Care needs such as mobility and healthcare needs had been identified in initial assessment documents. However, risk assessments and care plans we saw did not clearly show how these identified needs were to be met. Care plans were therefore not able to support staff consistently to meet people's needs.

Is the service caring?

People were supported by kind and attentive staff. One relative of a person using the service told us, 'this place is like a home from home, mum is very settled here it's a shame she can't live here permanently, the staff are so respectful and kind the entire focus of the service is about the person they are caring for.'

Is the service responsive?

Discussions with members of the staff team indicated that a detailed induction programme was in place to ensure the staff team had the necessary skills and competencies to meet people's needs.

The training matrix showed the provider supported staff to undertake training to support them in their roles. For example the training matrix for 2013/2014 showed the following training was to be provided to the staff team; understanding dementia, Mental Capacity Act and the Deprivation of Liberty Safeguards, break away training and emergency first aid. Members of the staff team spoken with told us, 'Age UK really invest in staff training I feel valued by this and feel people who use our service receive better and safer care because of it.' If a person comes to stay with a health or behavioural issue we have not had experience of supporting the manager sorts out some training, recently we had Parkinson's Disease training. I feel supported by the manager and the teams I work with I really enjoy my job.'

Discussions with the manager and information held on the staffing rota indicated that staff from the day service and the homecare service work in the respite service as well. The manager told us this cross over working supported people who use the respite service as they had already built relationships with members of the staff team.

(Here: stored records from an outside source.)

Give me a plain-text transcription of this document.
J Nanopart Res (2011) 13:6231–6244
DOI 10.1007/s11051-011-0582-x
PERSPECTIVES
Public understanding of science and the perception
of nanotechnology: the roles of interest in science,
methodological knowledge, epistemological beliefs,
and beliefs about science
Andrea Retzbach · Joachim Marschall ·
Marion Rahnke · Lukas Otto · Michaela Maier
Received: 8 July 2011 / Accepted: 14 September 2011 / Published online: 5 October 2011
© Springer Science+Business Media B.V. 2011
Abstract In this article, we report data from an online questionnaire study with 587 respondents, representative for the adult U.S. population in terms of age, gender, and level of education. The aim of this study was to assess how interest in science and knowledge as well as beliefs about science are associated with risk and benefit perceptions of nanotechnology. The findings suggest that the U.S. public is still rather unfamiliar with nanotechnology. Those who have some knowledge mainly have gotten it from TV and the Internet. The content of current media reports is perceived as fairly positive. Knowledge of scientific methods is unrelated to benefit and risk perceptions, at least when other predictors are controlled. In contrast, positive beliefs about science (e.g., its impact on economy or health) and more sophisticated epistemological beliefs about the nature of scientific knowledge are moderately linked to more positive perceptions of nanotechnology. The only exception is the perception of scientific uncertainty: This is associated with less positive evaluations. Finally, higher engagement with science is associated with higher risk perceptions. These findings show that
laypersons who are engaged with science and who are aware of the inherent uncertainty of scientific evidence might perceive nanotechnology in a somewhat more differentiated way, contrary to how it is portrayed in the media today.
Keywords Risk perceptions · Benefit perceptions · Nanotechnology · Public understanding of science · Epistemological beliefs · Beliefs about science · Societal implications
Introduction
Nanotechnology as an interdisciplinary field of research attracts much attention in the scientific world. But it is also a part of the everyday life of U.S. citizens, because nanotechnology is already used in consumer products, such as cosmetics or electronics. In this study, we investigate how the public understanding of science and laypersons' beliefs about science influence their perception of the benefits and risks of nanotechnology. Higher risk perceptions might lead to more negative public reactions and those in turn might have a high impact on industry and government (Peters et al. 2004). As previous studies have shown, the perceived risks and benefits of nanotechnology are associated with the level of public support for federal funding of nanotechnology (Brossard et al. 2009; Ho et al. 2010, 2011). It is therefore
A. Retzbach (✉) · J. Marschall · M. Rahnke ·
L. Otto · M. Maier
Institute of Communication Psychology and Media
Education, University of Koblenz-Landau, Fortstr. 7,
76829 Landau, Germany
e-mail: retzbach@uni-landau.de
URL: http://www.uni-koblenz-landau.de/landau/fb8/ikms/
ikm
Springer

We saw that care workers showed patience and gave encouragement when supporting people. Some of the records we looked at did not show people's preferences, interests and preferred routines. Other records we looked at were not as detailed as they could be.

Is the service well-led?

There was a Registered Manager in post at the time of our inspection. The service worked with other agencies and services to make sure people received their care and support in a joined up way.

The service encouraged people who used the service, their relatives and carers to complete a questionnaire at the end of their stay this survey is called 'Are we getting it right we want to hear from you'. We looked at six completed surveys that provided positive feedback for the service. The provider, Age UK also carried out an organisational survey on an annual basis to gain the views of the people who used their services and to adapt services to meet people's changing needs and expectations.

The quality assurance systems in place were informal with no documented formal feedback provided to the manager from audits carried out by senior managers within the organisation.

Records showed the service had not reviewed and updated the health and safety assessments to reflect the current building work being carried out at Meadowcroft.